06 novembre 2012

I soldi che ci sono

di Antonio Tricarico (Re:Common)
Con la crisi del debito che ha portato al governo Monti, la spending review dettata dall’austerità è partita, ma non solo. E’ ormai chiaro che il debito pubblico continua ad aumentare perché le ricette liberiste attuate non funzionano e quindi oggi, così come nel 1992 quando la finanza speculativa internazionale affossò l’Italia, il governo è pronto ad avviare una nuova ondata di privatizzazioni. Ben 360 miliardi di Euro sarebbero come minimo le proprietà pubbliche – di cui l’80% in mano agli enti locali – che potrebbero essere vendute a fette di 15-20 miliardi ogni anno per abbassare di almeno un punto percentuale annuo il debito pubblico. Di questo si è discusso al Senato lo scorso giovedì in un seminario a porte chiuse per tutte le forze politiche promosso dal governo con il supporto di Cassa Depositi e Prestiti, l’Agenza del Demanio e Bankitalia. “E’ l’Europa ed i mercati che ce lo chiedono”, è la vulgata dominante che oramai attraversa quasi l’intero arco parlamentare. Per fermare la seconda grande svendita dell’Italia non è sufficiente limitarsi a guardare le spese e rilanciare il welfare, ma serve molto di più. Bisogna mettere le mani nello “stato patrimoniale” del paese, ma con altri fini.

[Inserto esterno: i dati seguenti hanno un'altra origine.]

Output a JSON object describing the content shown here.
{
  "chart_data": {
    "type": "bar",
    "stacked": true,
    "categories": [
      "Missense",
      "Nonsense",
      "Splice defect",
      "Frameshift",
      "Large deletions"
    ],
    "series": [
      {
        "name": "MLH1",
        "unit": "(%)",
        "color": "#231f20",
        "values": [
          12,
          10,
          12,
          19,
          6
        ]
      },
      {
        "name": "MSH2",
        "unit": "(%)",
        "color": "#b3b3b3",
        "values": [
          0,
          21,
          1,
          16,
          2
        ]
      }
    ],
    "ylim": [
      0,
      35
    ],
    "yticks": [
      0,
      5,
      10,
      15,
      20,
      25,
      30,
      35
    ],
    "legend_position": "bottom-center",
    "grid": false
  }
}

Contrariamente a quello che ci viene detto, il problema di questa crisi non è che i soldi non ci sono, ma ce ne sono invece troppi ed in mani private, ed agitano i mercati finanziari alla ricerca di investimenti lucrativi che mancano in tempo di crisi. Da cui la continua estrazione di ricchezza pubblica con gli interessi sul debito pubblico pagati agli investitori con la fiscalità generale. Risulta, quindi, inevitabile prendere di petto la questione del debito capendo come metterne in discussione il pagamento nei termini che ci vengono imposti dai mercati ed avviando un rinegoziato quanto meno sul pagamento degli interessi. Ed in parallelo affrontare la questione del riordino del sistema della tassazione, a partire dai patrimoni privati e le rendite finanziarie – oggi la ricchezza privata in Italia è quattro volte e mezzo il debito! - in una logica di “definanziarizzazione” dell’economia e della società per disarmare il potere di ricatto dei mercati finanziari.

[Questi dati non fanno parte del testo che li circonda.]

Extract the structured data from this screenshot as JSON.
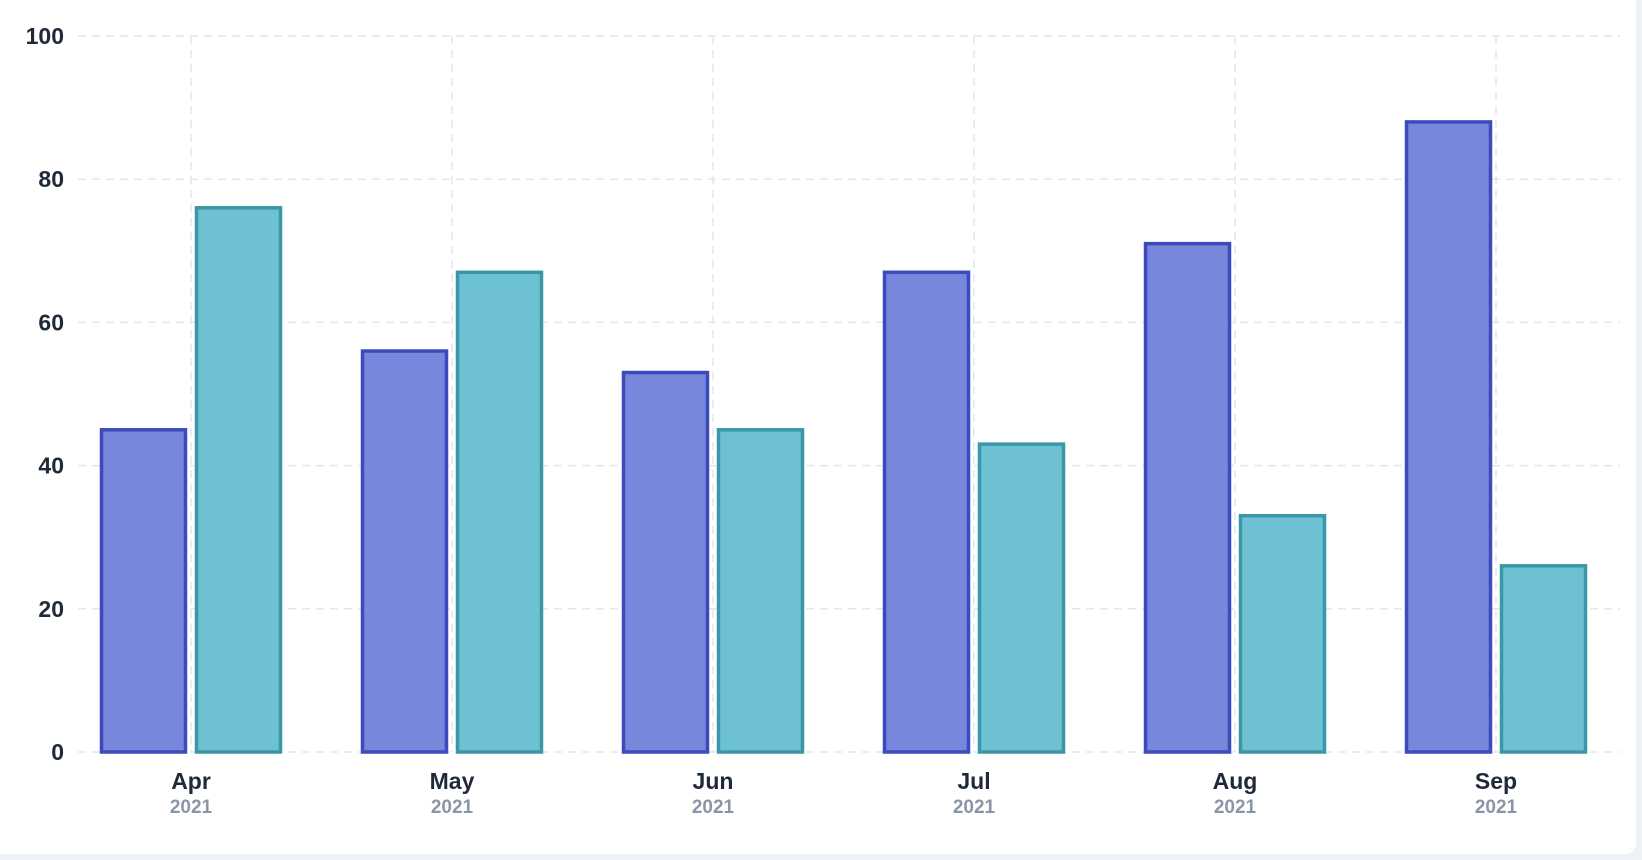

Sempre con questa prospettiva è centrale rileggere gli strumenti di finanza pubblica che si possono attivare per gli investimenti di interesse pubblico. Tanti sono i soldi già nelle mani dello Stato, ma subordinati alle logiche del mercato. Il gigante Cassa depositi e prestiti, se “risocializzato” contro gli interessi delle banche nostrane, potrebbe tirarci fuori di fretta da questa crisi e rilanciare il finanziamento dei beni comuni. Nonché potrebbe essere il veicolo per iniziare a reincanalare ricchezza privata accumulata in meccanismi di gestione pubblica, togliendo linfa vitale ai mercati finanziari.

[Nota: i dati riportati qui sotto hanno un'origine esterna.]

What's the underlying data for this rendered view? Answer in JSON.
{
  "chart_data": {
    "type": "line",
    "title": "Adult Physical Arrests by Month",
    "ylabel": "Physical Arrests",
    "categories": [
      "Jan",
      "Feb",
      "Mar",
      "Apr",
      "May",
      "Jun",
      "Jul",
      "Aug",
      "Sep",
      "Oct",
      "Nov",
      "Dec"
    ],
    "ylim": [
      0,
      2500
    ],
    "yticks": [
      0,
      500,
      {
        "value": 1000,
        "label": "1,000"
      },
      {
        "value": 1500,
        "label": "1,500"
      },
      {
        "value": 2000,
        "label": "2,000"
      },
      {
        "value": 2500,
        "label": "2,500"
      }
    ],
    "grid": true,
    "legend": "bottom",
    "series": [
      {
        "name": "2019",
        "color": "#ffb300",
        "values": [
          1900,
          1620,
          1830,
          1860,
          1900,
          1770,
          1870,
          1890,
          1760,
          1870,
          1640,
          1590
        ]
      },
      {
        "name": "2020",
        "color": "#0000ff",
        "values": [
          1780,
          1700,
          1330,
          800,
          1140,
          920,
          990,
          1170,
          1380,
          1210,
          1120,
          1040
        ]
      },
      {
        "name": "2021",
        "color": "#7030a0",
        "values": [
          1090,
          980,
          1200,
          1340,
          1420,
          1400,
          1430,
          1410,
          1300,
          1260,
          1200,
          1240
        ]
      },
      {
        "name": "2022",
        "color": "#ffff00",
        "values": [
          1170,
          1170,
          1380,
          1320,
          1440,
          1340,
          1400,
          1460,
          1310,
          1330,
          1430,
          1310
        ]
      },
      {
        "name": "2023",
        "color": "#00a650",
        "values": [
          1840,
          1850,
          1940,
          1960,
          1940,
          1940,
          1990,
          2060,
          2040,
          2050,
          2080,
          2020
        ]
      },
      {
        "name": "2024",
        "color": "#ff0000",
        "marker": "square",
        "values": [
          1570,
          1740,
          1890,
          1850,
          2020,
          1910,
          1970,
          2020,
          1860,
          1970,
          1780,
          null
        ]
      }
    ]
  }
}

Solo così si possono rompere le compatibilità imposte ed aggirare la gabbia che ci piomba addosso dal Fiscal Treaty e le altre norme europee. Per questo un gruppo di soggetti della società civile italiana – ATTAC, Re:Common, Centro Nuovo Modello di Sviluppo, Rivolta il Debito, Smonta il debito – hanno deciso di lanciare un appello “per una nuova finanza pubblica”, che diventa da oggi il tema di questa nuova rubrica del giornale.